Google Warns of Compromise of Google Cloud Instances for Cryptocurrency Mining
December 1, 2021 - Following the trends of other cloud service providers, Google releases its first issue of the Threat Horizons Report. The report’s goal is to provide actionable intelligence that enables organizations to ensure their cloud environments are best protected against ever-evolving threats.
While the report discusses five major observations, only the observation specific to cryptocurrency mining is summarized below.
86% of the compromised Google Cloud instances were used to mine cryptocurrency consuming CPU/GPU and storage resources.
The compromise of Google Cloud instances is due to poor cyber hygiene and a lack of basic control implementation.
10% of compromised Cloud instances were used to perform scans to identified additional vulnerable targets.
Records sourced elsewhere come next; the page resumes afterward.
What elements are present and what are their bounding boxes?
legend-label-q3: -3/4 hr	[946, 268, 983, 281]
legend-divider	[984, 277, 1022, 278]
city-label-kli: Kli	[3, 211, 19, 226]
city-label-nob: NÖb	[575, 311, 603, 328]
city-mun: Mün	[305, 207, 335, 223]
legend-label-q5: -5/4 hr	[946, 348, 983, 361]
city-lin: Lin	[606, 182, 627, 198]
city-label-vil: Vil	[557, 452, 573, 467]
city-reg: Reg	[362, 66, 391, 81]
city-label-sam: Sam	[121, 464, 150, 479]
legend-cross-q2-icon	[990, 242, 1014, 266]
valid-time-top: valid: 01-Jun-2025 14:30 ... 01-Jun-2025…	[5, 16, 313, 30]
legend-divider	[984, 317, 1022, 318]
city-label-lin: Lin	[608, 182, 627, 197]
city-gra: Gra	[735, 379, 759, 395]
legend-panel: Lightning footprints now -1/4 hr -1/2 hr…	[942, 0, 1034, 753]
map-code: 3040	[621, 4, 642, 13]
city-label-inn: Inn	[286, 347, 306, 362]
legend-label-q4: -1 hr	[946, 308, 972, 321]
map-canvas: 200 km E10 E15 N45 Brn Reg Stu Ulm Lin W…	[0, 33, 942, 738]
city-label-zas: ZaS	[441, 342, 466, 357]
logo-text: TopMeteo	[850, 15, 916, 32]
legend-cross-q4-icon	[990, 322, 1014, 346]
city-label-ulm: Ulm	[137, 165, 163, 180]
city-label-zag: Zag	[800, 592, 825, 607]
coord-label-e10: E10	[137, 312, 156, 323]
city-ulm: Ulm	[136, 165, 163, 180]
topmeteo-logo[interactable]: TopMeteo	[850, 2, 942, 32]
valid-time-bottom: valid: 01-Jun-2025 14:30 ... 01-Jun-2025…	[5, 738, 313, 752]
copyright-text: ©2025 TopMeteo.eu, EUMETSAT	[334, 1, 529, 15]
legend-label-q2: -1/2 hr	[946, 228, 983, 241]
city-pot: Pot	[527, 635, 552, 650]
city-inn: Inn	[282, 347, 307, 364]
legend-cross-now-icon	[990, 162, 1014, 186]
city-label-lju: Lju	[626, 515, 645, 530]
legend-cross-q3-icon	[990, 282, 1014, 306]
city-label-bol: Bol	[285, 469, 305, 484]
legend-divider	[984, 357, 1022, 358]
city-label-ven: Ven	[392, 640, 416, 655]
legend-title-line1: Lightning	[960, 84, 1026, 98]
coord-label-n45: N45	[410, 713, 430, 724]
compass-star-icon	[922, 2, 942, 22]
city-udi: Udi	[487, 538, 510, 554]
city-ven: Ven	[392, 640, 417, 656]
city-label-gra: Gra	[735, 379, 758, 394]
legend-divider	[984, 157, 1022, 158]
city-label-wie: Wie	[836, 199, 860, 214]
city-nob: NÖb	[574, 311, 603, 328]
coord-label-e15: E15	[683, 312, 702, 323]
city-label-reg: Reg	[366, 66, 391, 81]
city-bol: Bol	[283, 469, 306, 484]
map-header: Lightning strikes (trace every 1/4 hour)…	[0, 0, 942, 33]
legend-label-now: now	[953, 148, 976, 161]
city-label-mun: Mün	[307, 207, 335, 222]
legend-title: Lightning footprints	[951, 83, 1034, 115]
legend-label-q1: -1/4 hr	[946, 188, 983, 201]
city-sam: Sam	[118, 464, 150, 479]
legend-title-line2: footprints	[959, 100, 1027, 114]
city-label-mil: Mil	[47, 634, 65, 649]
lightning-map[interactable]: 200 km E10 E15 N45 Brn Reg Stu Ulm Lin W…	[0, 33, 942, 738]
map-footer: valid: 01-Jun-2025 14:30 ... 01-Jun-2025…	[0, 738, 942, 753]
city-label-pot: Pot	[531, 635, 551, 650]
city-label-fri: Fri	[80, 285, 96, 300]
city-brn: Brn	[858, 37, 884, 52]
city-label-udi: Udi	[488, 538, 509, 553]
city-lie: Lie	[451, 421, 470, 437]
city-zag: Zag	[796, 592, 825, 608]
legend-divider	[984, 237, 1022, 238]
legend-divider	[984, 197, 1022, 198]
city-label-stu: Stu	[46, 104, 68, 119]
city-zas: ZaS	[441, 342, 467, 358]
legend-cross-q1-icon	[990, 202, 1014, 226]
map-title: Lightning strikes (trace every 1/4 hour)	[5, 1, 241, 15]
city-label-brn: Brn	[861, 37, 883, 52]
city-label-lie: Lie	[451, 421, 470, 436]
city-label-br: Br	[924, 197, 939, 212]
Another 8% were utilized to launch attacks.
Threat actors gain access in 46% of Cloud instances by brute force weak or no password for user accounts, or no authentication for APIs. Exploiting vulnerability in third-party software, installed by end-users, made up another 26%.
Time to compromise a vulnerable instance can be as little as under 30 minutes with 40% of the instances made under eight hours. This observation seems consistent with an earlier post.
Google also outlines specific recommendation for Google Cloud instances to mitigate the threats:
Use best practices of ensuring strong passwords.
Protect administrator and github credentials.
Enforce and monitor password requirements for the users.
Use access control options using service accounts to authenticate apps vs. user credentials.
Use predefined configurations through Assured Workloads to reduce misconfigurations.
Patch third-party software prior to a cloud instance being exposed to the Internet.
Scan and patch instances for known vulnerabilities.
Monitor resource consumption of the instances upon high or unusual thresholds.
Other best practices for configuring Cloud environments.
Refer to the report for discussion on the remaining observations including a credential phishing attack by Russian government-supported APT28/Fancy Bear at the end of September; a North Korean government-backed threat group which posed as Samsung recruiters to send malicious attachments to employees at several South Korean anti-malware cybersecurity companies; and detected customer installations infected with Black Matter ransomware (the successor to the DarkSide ransomware family.)